By analyzing some patterns that Wolfram generated, I believe this identity is true. $$\sum_{i=1}^m\frac{1}{i^s}=\sum_{n=0}^\infty\left(\frac{(-1)^n}{n!}\sum_{i=1}^m{\ln^n(i)}\right)s^n$$
Since this is the Riemann zeta function when we limit $m$ to infinity for $\Re(s)\gt 1$, what I did next was try to come up with a similar representation for the Riemann zeta series with expansion to $0\le\Re(s)\le 1$.

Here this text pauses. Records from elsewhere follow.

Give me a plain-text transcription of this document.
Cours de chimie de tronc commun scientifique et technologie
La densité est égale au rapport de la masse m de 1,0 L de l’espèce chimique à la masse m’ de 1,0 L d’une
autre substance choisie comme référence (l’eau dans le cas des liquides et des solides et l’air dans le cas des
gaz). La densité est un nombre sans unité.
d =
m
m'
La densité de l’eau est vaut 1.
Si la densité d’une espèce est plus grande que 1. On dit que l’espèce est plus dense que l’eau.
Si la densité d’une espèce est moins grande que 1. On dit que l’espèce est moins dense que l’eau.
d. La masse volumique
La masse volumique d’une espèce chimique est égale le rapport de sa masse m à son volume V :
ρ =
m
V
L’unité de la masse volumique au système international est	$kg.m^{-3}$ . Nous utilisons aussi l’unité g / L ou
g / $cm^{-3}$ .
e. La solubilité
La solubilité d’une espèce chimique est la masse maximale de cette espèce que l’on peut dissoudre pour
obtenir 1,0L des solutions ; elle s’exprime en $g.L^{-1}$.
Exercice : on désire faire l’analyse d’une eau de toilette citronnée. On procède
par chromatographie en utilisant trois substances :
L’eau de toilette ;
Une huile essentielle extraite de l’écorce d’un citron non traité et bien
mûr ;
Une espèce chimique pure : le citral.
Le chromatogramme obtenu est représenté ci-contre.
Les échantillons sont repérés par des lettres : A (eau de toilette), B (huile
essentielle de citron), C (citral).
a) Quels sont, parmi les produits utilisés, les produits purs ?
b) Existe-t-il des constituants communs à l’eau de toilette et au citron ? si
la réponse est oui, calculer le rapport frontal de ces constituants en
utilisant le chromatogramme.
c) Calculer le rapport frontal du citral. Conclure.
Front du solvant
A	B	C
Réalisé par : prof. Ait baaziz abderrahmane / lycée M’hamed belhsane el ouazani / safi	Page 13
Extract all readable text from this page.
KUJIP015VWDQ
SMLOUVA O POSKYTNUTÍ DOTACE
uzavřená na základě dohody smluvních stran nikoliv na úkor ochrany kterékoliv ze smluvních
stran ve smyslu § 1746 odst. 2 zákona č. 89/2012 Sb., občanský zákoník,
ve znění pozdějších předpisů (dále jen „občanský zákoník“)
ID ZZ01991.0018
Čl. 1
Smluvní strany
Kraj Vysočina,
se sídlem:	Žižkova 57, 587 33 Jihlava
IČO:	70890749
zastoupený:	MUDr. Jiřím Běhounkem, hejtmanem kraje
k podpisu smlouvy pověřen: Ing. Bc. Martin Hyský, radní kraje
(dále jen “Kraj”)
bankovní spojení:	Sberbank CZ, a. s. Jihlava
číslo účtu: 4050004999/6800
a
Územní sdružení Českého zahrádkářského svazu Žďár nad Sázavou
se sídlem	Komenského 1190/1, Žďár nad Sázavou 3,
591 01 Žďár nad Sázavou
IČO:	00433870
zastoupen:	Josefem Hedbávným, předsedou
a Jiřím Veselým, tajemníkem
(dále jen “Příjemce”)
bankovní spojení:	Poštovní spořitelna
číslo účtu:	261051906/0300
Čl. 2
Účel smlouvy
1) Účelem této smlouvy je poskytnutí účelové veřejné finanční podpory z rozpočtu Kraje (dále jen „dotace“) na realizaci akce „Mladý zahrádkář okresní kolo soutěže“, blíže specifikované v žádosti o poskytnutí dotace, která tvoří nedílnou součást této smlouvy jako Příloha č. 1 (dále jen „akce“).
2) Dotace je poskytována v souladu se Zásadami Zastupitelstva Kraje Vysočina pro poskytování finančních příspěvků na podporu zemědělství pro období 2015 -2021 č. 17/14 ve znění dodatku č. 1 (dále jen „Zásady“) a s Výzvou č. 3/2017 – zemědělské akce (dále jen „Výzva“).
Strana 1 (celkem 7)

Once again I looked at patterns and so I believe that $$\frac{1}{1-2^{1-s}}\sum_{i=1}^m\frac{(-1)^{n}}{i^s}=\sum_{n=0}^\infty\left((-1)^n\sum_{k=0}^n(-1)^k\frac{A(k)}{(n-k)!}\ln^k(2)\sum_{i=1}^m(-1)^i\ln^{n-k}(i)\right)s^n$$ where $$A(x)=\prod_{i=0}^x\frac{\left[\frac{i!}{\ln(2)^{i+1}}\right]}{\left[\frac{i!}{\ln(2)^i}\right]}$$ (The brackets mean round to the nearest integer.) $$\\$$ How can we prove the first and second equations mathematically?